When read in its totality, this bill is about frightening Australian working people into making decisions they wish they did not have to make. We know that the employers know that and we know that the government knows that. I am aware of some employers who do not support that approach, but I emphasise again that, once a critical mass of employers go down that route and start using the pernicious provisions of this bill, it is going to force honourable employers to do the same. It is for that reason and many others that I and, indeed, the Labor Party cannot support this bill.

I refer to some of the apparent reasons for which the government have introduced this bill. They have run economic arguments to advance their cause, but many economic commentators have refuted the assertions made by the government about the economic boom that will result from the introduction of this bill. Economics editor of the Age, Tim Colebatch, who is neither an enemy nor necessarily a friend of Labor, or indeed of the government, made it very clear in his own analysis in today’s edition when he said:

Since 1990, the OECD estimates, productivity has grown only half as much in New Zealand as here.

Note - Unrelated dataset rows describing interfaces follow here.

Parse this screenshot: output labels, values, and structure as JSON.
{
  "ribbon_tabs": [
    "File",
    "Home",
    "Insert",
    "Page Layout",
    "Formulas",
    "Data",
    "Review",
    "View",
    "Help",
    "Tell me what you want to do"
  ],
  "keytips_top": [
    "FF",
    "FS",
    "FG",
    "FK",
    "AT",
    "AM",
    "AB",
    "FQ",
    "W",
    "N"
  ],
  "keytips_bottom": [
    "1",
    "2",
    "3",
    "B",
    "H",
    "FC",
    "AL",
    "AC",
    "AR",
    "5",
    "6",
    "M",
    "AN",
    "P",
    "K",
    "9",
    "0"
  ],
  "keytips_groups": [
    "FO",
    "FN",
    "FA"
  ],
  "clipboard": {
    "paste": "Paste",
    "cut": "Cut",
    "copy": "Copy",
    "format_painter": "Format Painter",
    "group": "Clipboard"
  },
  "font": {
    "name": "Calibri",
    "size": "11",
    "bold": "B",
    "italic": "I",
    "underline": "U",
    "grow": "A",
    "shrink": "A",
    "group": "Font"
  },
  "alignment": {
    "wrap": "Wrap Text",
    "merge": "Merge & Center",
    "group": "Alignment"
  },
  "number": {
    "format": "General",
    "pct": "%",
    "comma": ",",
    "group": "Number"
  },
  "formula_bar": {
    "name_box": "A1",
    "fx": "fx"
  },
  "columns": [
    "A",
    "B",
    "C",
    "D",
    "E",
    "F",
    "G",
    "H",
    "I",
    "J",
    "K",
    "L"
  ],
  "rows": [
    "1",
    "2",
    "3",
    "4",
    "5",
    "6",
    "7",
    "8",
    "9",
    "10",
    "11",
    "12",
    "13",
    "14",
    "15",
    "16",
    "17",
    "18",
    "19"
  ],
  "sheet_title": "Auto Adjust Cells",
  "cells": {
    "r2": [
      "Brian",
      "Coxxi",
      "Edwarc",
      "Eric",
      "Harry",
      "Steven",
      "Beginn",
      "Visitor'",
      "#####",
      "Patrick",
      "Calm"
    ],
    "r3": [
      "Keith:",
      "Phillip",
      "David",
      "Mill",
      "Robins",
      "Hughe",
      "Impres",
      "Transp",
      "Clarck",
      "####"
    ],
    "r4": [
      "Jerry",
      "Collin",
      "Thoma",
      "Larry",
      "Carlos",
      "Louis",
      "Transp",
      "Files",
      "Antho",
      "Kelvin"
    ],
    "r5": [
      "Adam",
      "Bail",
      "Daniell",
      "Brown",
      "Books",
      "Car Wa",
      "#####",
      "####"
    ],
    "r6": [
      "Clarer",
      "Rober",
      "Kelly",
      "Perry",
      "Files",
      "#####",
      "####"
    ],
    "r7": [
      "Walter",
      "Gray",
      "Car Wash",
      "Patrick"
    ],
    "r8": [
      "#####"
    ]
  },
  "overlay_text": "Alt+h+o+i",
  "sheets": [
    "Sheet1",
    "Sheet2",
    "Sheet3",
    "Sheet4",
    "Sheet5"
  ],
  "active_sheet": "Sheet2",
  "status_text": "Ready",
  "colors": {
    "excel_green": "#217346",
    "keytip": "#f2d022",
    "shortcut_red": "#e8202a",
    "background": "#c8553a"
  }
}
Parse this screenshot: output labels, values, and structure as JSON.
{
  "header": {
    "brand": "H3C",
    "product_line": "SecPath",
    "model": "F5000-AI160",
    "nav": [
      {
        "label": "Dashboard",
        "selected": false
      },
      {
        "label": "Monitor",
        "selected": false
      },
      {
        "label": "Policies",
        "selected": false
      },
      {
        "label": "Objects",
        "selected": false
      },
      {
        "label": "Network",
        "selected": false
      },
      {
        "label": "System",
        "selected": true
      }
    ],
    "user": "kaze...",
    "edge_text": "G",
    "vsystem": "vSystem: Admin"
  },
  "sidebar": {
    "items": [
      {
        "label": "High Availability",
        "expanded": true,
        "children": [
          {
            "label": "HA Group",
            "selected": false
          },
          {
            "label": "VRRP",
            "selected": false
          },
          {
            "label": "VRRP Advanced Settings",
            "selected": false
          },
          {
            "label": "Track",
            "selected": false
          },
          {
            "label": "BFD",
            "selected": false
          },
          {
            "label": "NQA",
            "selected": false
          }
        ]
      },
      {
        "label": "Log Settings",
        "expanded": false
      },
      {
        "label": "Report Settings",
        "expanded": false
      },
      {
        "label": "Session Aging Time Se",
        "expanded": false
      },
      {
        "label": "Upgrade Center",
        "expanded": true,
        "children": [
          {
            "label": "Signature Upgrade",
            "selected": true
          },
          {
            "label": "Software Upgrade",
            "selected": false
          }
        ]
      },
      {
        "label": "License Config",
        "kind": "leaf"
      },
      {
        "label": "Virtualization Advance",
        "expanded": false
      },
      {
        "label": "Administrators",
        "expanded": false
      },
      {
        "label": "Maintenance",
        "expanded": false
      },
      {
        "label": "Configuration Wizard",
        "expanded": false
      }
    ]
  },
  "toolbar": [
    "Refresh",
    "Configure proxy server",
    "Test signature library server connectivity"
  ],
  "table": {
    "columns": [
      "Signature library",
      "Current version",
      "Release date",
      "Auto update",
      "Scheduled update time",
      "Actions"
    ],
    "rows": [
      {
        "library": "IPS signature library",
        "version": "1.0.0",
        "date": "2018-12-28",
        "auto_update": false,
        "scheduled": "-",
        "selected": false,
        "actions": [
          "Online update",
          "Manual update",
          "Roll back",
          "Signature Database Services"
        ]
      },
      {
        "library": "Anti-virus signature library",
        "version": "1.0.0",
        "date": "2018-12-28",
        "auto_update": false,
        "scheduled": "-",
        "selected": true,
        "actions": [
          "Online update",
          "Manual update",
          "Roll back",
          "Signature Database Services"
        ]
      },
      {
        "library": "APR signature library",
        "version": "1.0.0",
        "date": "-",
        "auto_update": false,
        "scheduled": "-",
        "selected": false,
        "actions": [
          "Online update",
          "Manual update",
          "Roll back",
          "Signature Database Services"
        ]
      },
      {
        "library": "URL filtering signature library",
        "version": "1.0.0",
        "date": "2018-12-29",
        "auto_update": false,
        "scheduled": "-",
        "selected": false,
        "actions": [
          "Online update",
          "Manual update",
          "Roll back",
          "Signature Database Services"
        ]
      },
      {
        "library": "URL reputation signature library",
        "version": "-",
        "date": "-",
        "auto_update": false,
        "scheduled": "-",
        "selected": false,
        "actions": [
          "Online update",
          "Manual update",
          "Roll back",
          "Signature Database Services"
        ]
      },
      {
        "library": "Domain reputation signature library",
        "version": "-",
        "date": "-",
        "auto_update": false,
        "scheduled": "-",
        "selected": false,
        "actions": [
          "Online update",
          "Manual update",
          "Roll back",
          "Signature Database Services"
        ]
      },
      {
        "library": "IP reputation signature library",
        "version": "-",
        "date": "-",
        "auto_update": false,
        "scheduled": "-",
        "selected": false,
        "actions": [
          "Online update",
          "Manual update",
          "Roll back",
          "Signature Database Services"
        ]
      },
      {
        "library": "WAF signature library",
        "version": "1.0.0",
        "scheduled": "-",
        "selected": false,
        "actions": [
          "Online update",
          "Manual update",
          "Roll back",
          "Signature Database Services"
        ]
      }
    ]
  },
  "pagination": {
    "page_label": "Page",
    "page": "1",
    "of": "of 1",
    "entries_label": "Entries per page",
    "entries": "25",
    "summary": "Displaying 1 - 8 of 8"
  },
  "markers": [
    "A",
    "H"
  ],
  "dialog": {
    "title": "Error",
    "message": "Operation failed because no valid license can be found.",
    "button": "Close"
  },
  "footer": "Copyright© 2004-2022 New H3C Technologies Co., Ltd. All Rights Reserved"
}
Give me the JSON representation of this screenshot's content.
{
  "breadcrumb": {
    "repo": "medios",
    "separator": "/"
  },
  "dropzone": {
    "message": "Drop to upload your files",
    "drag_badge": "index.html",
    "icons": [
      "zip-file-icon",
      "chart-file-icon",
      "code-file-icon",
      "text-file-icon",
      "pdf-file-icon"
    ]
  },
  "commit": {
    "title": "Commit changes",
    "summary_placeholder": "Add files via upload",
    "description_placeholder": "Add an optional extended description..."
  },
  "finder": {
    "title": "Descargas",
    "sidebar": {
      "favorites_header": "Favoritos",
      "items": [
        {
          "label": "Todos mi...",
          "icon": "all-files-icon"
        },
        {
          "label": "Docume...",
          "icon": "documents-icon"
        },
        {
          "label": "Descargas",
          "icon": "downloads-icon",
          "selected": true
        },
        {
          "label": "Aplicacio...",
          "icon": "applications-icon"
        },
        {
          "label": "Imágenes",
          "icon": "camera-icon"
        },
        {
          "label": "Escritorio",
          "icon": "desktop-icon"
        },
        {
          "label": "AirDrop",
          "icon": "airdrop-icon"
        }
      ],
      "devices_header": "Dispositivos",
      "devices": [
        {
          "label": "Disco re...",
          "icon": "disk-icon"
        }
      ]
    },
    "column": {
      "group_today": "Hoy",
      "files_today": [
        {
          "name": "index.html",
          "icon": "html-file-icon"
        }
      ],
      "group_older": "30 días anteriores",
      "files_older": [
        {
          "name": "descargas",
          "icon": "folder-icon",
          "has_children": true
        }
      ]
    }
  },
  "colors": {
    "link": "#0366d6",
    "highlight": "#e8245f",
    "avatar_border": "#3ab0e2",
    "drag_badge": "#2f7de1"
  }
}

Why did he conclude that? His comparison is that, with some minor exceptions, the government’s efforts to bring about decollectivisation or the removal of the right to collectively bargain in the workplace are similar to the draconian laws that were introduced in New Zealand. He says effectively there has been no relative productivity gain in New Zealand when compared to the Australian economy.

Under Hawke and Keating we had a productive, collaborative approach to industrial relations which led to productivity growth—and that productivity growth has continued, although there has been some slump—but our sister country, a country close to us, chose a different path, the lower road, which led to far worse productivity gains than we have had here. So there is no economic argument for turning on our work force, our Australian working families—the greatest asset this country has in economic terms—and removing their current conditions of employment, their entitlements and therefore the way they live their lives. There is no argument that, by doing that, we will be a more prosperous country. We will not be a more prosperous country. We will be a divided country.